Le représentant de Naché Slovo démontra, au contraire de ce qui vient d’être écrit, qu’en plus des deux tendances citées, il en existait une troisième qui attribuait une grande signification à la campagne pour la paix, car c’est seulement, grâce à ce slogan, que peut se faire la mobilisation des masses; mais elle veut, également, user de la propagande pour la paix, afin de lancer la tactique révolutionnaire de classe, définir son comportement irréconciliable envers l’orientation social-nationaliste et faire de cette Conférence une contribution à l’établissement de la IIIe Internationale.

La rédaction de Sotsial-démokrat présenta des projets pour deux résolutions : une d’ordre tactique et un appel aux masses.

La résolution tactique caractérisait la guerre comme étant impérialiste, condamnait le social-nationalisme et l’attentisme du « Centre » (Kautsky et autres), rejetait toutes les formes de la « paix civile », plaçait la lutte pour la paix au rang des problèmes internationaux, exigeait la rupture avec le légalisme et l’exploitation de la situation créée par la guerre, ainsi que de ses conséquences. Cette résolution présentait un pas important en avant vers un internationalisme social-révolutionnaire actif. Elle ne rappelait pas que « la défaite de la Russie est le moindre mal », (on peut se représenter l’accueil qu’aurait fait l’opposition allemande à cette thèse nationale russe !), elle n’érigeait pas en principe la rupture entre les organisations ouvrières; elle reconnaissait enfin la signification révolutionnaire de la lutte des classes.

Dans ces préliminaires du projet de résolution, existe tout ce qui sépare la position de Sotsial-démokrat et de Naché Slovo… Il ne restait plus au représentant de ce journal qu’à annoncer son adhésion aux thèses fondamentales de la résolution et à proposer de la transmettre à la commission aux fins de meilleure rédaction. Malheureusement cette résolution ne recueillit pas la majorité. En faveur de la transmission à la commission, on obtint seulement treize signatures.

La majorité des participants, placés devant des problèmes d’ordre négatif : contre la guerre, contre le bloc nationaliste, ne se rendait pas bien compte des problèmes positifs révolutionnaires que l’époque actuelle soumet aux prolétaires socialistes. Autrement dit : si tous se trouvaient d’accord pour combattre l’asservissement de la classe ouvrière au pouvoir bourgeois, la majorité n’était pas prête pour mettre à l’ordre du jour la lutte révolutionnaire comme conquête du pouvoir par le prolétariat.

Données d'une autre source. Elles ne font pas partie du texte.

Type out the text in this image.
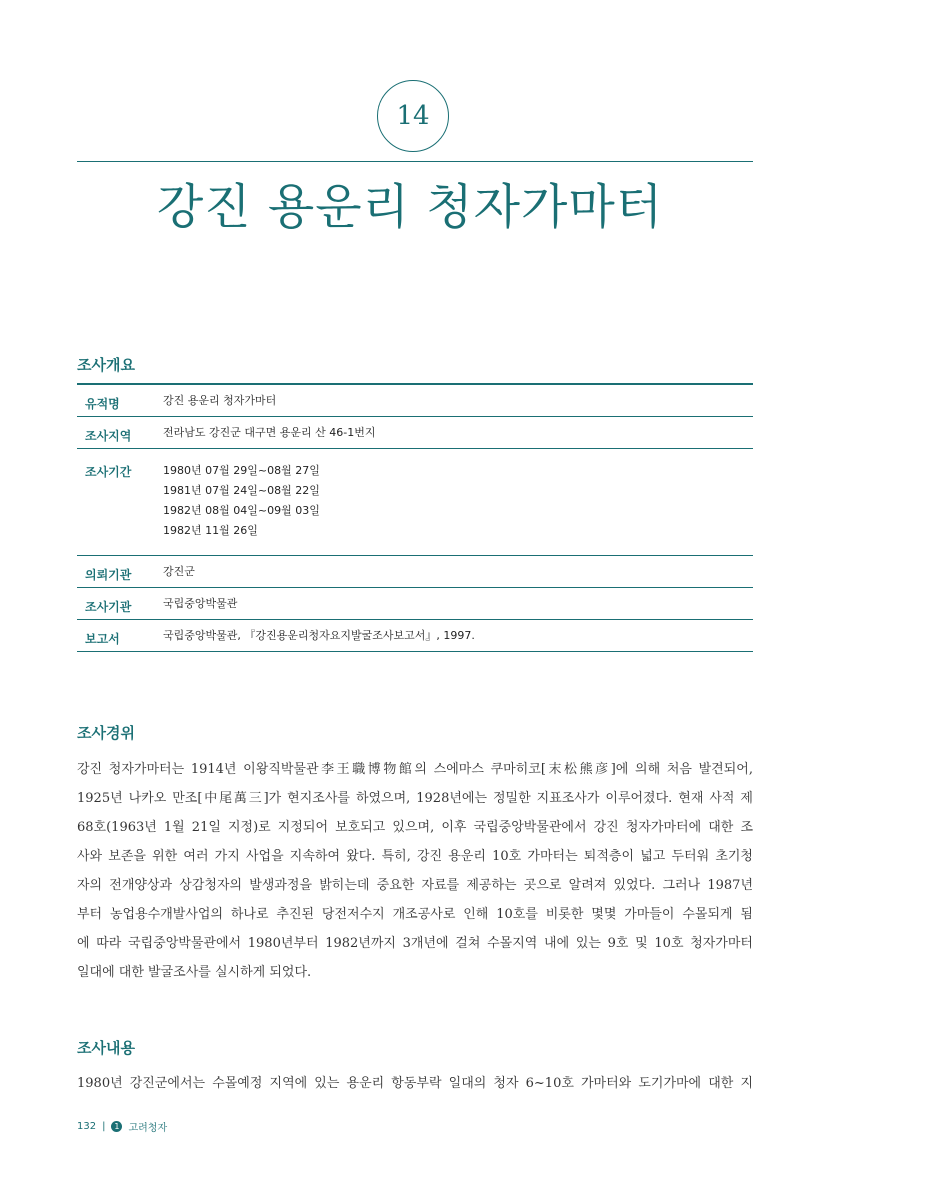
14
강진 용운리 청자가마터
조사개요
유적명	강진 용운리 청자가마터
조사지역	전라남도 강진군 대구면 용운리 산 46-1번지
조사기간	1980년 07월 29일~08월 27일
1981년 07월 24일~08월 22일
1982년 08월 04일~09월 03일
1982년 11월 26일
의뢰기관	강진군
조사기관	국립중앙박물관
보고서	국립중앙박물관, 『강진용운리청자요지발굴조사보고서』, 1997.
조사경위
강진 청자가마터는 1914년 이왕직박물관李王職博物館의 스에마스 쿠마히코[末松熊彦]에 의해 처음 발견되어,
1925년 나카오 만조[中尾萬三]가 현지조사를 하였으며, 1928년에는 정밀한 지표조사가 이루어졌다. 현재 사적 제
68호(1963년 1월 21일 지정)로 지정되어 보호되고 있으며, 이후 국립중앙박물관에서 강진 청자가마터에 대한 조
사와 보존을 위한 여러 가지 사업을 지속하여 왔다. 특히, 강진 용운리 10호 가마터는 퇴적층이 넓고 두터워 초기청
자의 전개양상과 상감청자의 발생과정을 밝히는데 중요한 자료를 제공하는 곳으로 알려져 있었다. 그러나 1987년
부터 농업용수개발사업의 하나로 추진된 당전저수지 개조공사로 인해 10호를 비롯한 몇몇 가마들이 수몰되게 됨
에 따라 국립중앙박물관에서 1980년부터 1982년까지 3개년에 걸쳐 수몰지역 내에 있는 9호 및 10호 청자가마터
일대에 대한 발굴조사를 실시하게 되었다.
조사내용
1980년 강진군에서는 수몰예정 지역에 있는 용운리 항동부락 일대의 청자 6~10호 가마터와 도기가마에 대한 지
132 |	1 고려청자
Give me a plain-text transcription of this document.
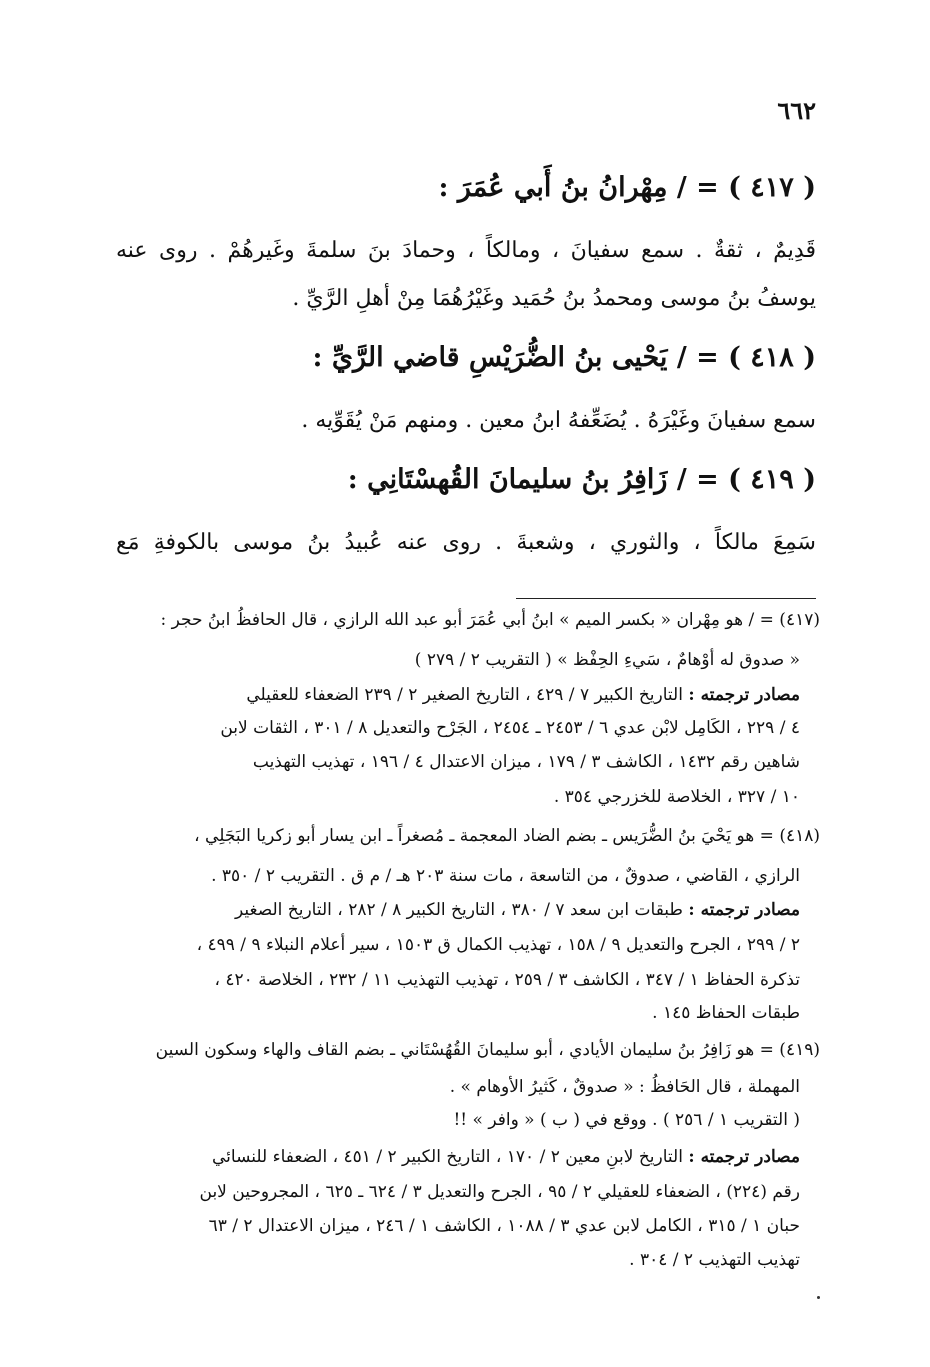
٦٦٢
( ٤١٧ ) = / مِهْرانُ بنُ أَبي عُمَرَ :
قَدِيمٌ ، ثقةٌ . سمع سفيانَ ، ومالكاً ، وحمادَ بنَ سلمةَ وغَيرهُمْ . روى عنه
يوسفُ بنُ موسى ومحمدُ بنُ حُمَيد وغَيْرُهُمَا مِنْ أهلِ الرَّيِّ .
( ٤١٨ ) = / يَحْيى بنُ الضُّرَيْسِ قاضي الرَّيِّ :
سمع سفيانَ وغَيْرَهُ . يُضَعِّفهُ ابنُ معين . ومنهم مَنْ يُقَوِّيه .
( ٤١٩ ) = / زَافِرُ بنُ سليمانَ القُهسْتَانِي :
سَمِعَ مالكاً ، والثوري ، وشعبةَ . روى عنه عُبيدُ بنُ موسى بالكوفةِ مَع
(٤١٧) = / هو مِهْران « بكسر الميم » ابنُ أبي عُمَرَ أبو عبد الله الرازي ، قال الحافظُ ابنُ حجر :
« صدوق له أوْهامٌ ، سَيءِ الحِفْظ » ( التقريب ٢ / ٢٧٩ )
مصادر ترجمته : التاريخ الكبير ٧ / ٤٢٩ ، التاريخ الصغير ٢ / ٢٣٩ الضعفاء للعقيلي
٤ / ٢٢٩ ، الكَامِل لابْن عدي ٦ / ٢٤٥٣ ـ ٢٤٥٤ ، الجَرْح والتعديل ٨ / ٣٠١ ، الثقات لابن
شاهين رقم ١٤٣٢ ، الكاشف ٣ / ١٧٩ ، ميزان الاعتدال ٤ / ١٩٦ ، تهذيب التهذيب
١٠ / ٣٢٧ ، الخلاصة للخزرجي ٣٥٤ .
(٤١٨) = هو يَحْيَ بنُ الضُّرَيس ـ بضم الضاد المعجمة ـ مُصغراً ـ ابن يسار أبو زكريا البَجَلِي ،
الرازي ، القاضي ، صدوقٌ ، من التاسعة ، مات سنة ٢٠٣ هـ / م ق . التقريب ٢ / ٣٥٠ .
مصادر ترجمته : طبقات ابن سعد ٧ / ٣٨٠ ، التاريخ الكبير ٨ / ٢٨٢ ، التاريخ الصغير
٢ / ٢٩٩ ، الجرح والتعديل ٩ / ١٥٨ ، تهذيب الكمال ق ١٥٠٣ ، سير أعلام النبلاء ٩ / ٤٩٩ ،
تذكرة الحفاظ ١ / ٣٤٧ ، الكاشف ٣ / ٢٥٩ ، تهذيب التهذيب ١١ / ٢٣٢ ، الخلاصة ٤٢٠ ،
طبقات الحفاظ ١٤٥ .
(٤١٩) = هو زَافِرُ بنُ سليمان الأيادي ، أبو سليمانَ القُهُسْتَاني ـ بضم القاف والهاء وسكون السين
المهملة ، قال الحَافظُ : « صدوقٌ ، كَثيرُ الأوهام » .
( التقريب ١ / ٢٥٦ ) . ووقع في ( ب ) « وافر » !!
مصادر ترجمته : التاريخ لابنِ معين ٢ / ١٧٠ ، التاريخ الكبير ٢ / ٤٥١ ، الضعفاء للنسائي
رقم (٢٢٤) ، الضعفاء للعقيلي ٢ / ٩٥ ، الجرح والتعديل ٣ / ٦٢٤ ـ ٦٢٥ ، المجروحين لابن
حبان ١ / ٣١٥ ، الكامل لابن عدي ٣ / ١٠٨٨ ، الكاشف ١ / ٢٤٦ ، ميزان الاعتدال ٢ / ٦٣
تهذيب التهذيب ٢ / ٣٠٤ .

Ce n’est pas un hasard. L’insignifiante résistance des masses a coupé les ailes à la pensée révolutionnaire. Aucun pessimisme en cette constatation, au contraire, tous les internationalistes – sur la base du déroulement objectif des faits – sont convaincus que, tôt ou tard, ce sera le triomphe du socialisme révolutionnaire. Mais le porteur du socialisme révolutionnaire, le prolétariat, ne se présente pas suffisamment préparé. « Nous avons assemblé autour de nous quatre millions et demi de votants, disait un des internationalistes de gauche allemands, La guerre a dévoilé que seule une petite avant-garde s’est nourrie aux idées d’un socialisme instructif. Avant de passer à la question pratique d’une révolution sociale, il est indispensable d’y préparer le prolétariat… » Poser ainsi la question n’est pas historique; la « préparation » à l’action révolutionnaire devrait se faire par la propagande socialiste ! Si le travail accompli pendant deux générations de travailleurs n’a pas « préparé » le prolétariat à la révolution sociale, où est l’espoir que nos efforts puissent se révéler « payants » à la troisième génération ? Ce serait digne d’un maître d’école, mais non d’un parti historique de confier toutes ses espérances au changement et à l’amélioration d’un système de propagande. Il est clair que le centre de gravité réside dans le caractère de l’époque historique. S’il est vrai que l’époque tumultueuse, à laquelle la guerre nous a conduits, doit découvrir l’énergie révolutionnaire du prolétariat, il faut se rendre compte du nouveau danger qui se dresse devant le Socialisme. Frappée par un cruel désenchantement au début de la guerre, voyant réduits au minimum ses calculs et son attente politique, l’aile gauche de la Social-démocratie internationale, dans la crainte de s’élancer en avant, peut désespérément rester en arrière des masses devenues révolutionnaires par la guerre.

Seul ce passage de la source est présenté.